When trying to solve an ODE using Fourier methods, I met the following solution:
$$\omega \left(e^{-\omega}\operatorname{Ei}(\omega) - e^{ax}\operatorname{Ei}(-\omega)\right)$$
Which I have to Fourier transform back.
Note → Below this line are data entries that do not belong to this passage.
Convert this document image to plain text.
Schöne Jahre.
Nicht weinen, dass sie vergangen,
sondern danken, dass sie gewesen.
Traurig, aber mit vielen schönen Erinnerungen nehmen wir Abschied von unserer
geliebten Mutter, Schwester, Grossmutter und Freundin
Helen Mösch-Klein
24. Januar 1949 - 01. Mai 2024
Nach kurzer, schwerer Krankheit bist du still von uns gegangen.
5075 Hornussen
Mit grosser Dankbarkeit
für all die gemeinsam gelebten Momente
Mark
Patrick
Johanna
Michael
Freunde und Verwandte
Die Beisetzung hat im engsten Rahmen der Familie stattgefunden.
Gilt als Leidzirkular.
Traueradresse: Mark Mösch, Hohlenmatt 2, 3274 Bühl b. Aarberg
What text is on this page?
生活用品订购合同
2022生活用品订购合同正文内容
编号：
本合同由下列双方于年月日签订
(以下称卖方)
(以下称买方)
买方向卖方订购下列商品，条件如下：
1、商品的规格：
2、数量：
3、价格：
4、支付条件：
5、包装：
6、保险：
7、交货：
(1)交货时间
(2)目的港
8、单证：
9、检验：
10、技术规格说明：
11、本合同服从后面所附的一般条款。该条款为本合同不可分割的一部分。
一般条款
I attempted using my 'dirty physics' approach:
Use the definition of the Exponential Integral to write, $$ \operatorname{Ei}(\omega) = -\int_{-\omega}^\infty \text{d}t~ t^{-1} e^{-t} = e^\omega \int_0^\infty \, \text{d}u\frac{e^{-u}}{\omega-u}$$ And thus we can write the combination in the brackets as $$e^{-\omega}\operatorname{Ei}(\omega)-e^{\omega}\operatorname{Ei}(-\omega) = 2\omega\int_0^\infty \text{d}u \, \frac{e^{-u}}{\omega^2-u^2} $$
Do the Fourier transform for the above by changing the order of integration, \begin{align} \int_{-\infty}^\infty \frac{\text{d}\omega}{2\pi} ~e^{i\omega x}\left[ e^{-\omega} \operatorname{Ei}(\omega)-e^\omega \operatorname{Ei}(-\omega)\right] &= \int_{-\infty}^\infty \frac{\text{d}\omega}{2\pi}~e^{i\omega x} 2\omega\int_0^\infty \text{d}u \, \frac{e^{-u}}{\omega^2-u^2}\\ &= \int_0^\infty \text{d}u~ e^{-u} \int_{-\infty}^\infty \frac{\text{d}\omega}{2\pi}~\frac{2\omega}{\omega^2-u^2}e^{i\omega x}\\ &=i\operatorname{sgn}(x)\int_{0}^{\infty} \text{d}u~ e^{-u} \cos(xu)\\ &=i~\frac{\operatorname{sgn}(x)}{1+x^2} \end{align}
Use the usual property of the Fourier Transform that $\mathcal{F}[i\omega f(\omega)] = \partial_x f(x)$, \begin{align} \int_{-\infty}^{\infty}\frac{\text{d}\omega}{2\pi} ~e^{i\omega x} \omega\left[ e^{-\omega}\operatorname{Ei}(\omega)-e^\omega \operatorname{Ei}(-\omega)\right] = \partial_x \left(\frac{\operatorname{sgn}(x)}{1+x^2}\right) = \frac{2\delta(x)}{1+x^2}-\frac{2|x|}{(1+x^2)^2} \end{align}
However if you evaluate the above in Mathematica, I get simply $2\delta(x)$ as the result, which is the first piece of the above.
Does anyone know where I am messing it up and would be able to help with a rigorous treatment?